И старалась забыть этот поход в барак, эту никчемную гадалку. Она как раз купила, какой- то женский роман, вот только с манжетами разберется, и окажется в прекрасном мире хоть и чужой, но любовной, волшебной истории со счастливым концом. Да вот еще с платьем, которое она выкроила для себя надо заняться, никак дошить не может, не хочется как- то. Для кого наряжаться, марафет наводить - Саша далеко, а про других, она даже и не помышляла, другие для нее не существовали.
Жизнь сделала новый виток, потихоньку все видоизменялось, обустраивалось. Кто мог, приспосабливался, кто нет, уходили в мир иной...
Одну из фабрик города перекроили в торговый центр, где в одном из уголков арендовала помещение знакомая матери, когда - то жившая в общаге. Сделав там швейную мастерскую, позвала Катю к себе на работу.

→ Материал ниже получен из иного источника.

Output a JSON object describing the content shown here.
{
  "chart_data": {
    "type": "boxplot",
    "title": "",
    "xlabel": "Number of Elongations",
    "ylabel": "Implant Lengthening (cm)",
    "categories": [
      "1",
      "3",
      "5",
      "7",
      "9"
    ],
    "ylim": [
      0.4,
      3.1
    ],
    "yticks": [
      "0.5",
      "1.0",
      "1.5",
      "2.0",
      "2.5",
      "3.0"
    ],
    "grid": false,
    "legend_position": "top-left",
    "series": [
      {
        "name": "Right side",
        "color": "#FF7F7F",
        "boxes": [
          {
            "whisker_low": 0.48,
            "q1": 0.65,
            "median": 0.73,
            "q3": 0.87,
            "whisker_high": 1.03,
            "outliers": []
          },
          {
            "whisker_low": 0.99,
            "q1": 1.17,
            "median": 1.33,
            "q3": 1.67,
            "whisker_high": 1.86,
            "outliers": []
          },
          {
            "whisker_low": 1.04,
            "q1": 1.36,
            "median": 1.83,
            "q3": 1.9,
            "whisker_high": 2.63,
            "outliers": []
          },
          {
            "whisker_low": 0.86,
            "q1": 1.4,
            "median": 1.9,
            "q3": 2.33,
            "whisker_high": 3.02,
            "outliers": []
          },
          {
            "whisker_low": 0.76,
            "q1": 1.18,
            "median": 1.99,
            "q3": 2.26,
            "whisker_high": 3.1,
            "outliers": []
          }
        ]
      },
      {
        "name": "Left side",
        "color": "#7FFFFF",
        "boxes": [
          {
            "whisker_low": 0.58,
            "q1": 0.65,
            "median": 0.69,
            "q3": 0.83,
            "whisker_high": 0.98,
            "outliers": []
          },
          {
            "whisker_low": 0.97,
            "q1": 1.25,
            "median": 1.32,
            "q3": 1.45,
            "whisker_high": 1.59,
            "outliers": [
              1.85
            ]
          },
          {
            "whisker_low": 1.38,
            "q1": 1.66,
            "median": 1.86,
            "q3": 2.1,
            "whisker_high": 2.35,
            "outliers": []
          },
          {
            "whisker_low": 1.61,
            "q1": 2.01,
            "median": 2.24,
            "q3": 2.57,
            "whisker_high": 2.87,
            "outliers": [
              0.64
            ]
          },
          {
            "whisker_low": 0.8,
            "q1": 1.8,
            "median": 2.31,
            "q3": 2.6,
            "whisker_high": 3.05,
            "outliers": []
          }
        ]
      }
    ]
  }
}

Наступивший день складывался совсем неудачно, даже поганенько. Пришли две привередливые тетки - одной казалось, что оборки пришиты криво, другой, что брюки подшиты неправильно.
Когда Катя после 10 часовой работы добрела до дому, она была практически уже никакая.
Мать сидела на продавленном матрасе, вокруг нее разбросанные письма, кучковались, и на кровати и на полу. По конвертам и листам с размашистым, немного небрежным почерком, она быстро поняла, что это ее письма. На них на всех были сердечки, которые Саша рисовал, но только для нее, Кати! Да и других писем никогда в доме не было.
-Ты давно их читаешь? - запинаясь, спросила Катя.
Мать слабо кивнула, ее голова совсем низко свесилась к груди.
- Мне никто и никогда такого не написал. Это и есть любовь, Катенька? Да?
Катя приподняла ее за лицо, по которому растекалась мокрота. Глаза были в характерной бессмыслице, она опять напилась. Хотя только утром клялась, что сегодня "нини- нинишечки". Ее сейчас ругать было совершенно бесполезным занятием. Ладно, хоть простынь свою, постирала.
-Ты понимаешь, понимаешь мне так никто, чтобы вот так вот, - и замолчала, не могла выразить, не находила подходящего определения, - и слова такие добрые, душевные, красивые подбирает. Вот я умру, а мне вспомнить нечего. Твой папашка, подлец, и этот охламон тоже не лучше был.
Уже через несколько минут обе плакали навзрыд, поливая слезами, друг друга. Снова обнимались, целовались и опять слезы, уже капавшие на одеяло и подушку.
Мать взяла в руки одно из писем и стала нашептывать его, словно это была их общая тайна.
-Ты Катюша верно , счастливой у меня будешь, такой парень тебе достался, - она что- то обдумывала в своей нетрезвой голове, - и семья у него приличная, так ведь? Ты держись за него, не отпускай, держись что есть мочи.
Катя вспомнила Сашино последнее письмо - "на майские приехать не смогу, прости, хвостов много.... А когда экзамены в июне сдам я весь твой, делай со мной что хочешь"
ГЛАВА 6
И тут случились такое событие, впоследствии, перевернувшее, растеребившее их прежнюю, пусть не очень счастливую, но достаточно спокойную жизнь.
В городе, после приватизации квартир, начался новый этап - приватизация комнат.
Многие предприятия в городе оказались банкротами, неспособными содержать на своем балансе не общежития, ни санатории, ни детские садики. Город нехотя, со скрипом, с долгой бумажной волокитой принимал их на себя. Вот и их общежитие получило разрешение на приватизацию, вернее сказать, людям дали возможность, оформить комнаты в собственность. А в дальнейшем, продать их и купить отдельное благоустроенное жилье. Такой, во всяком случае, была задумка. И теперь, по этажам сновали разномастные личности с подвешенным языком, дававшие советы, как и что лучше сделать. Они заходили в комнаты и непринужденно общаясь, собирали сведения о жильцах. Но эти личности умели делать лучше только в свою пользу.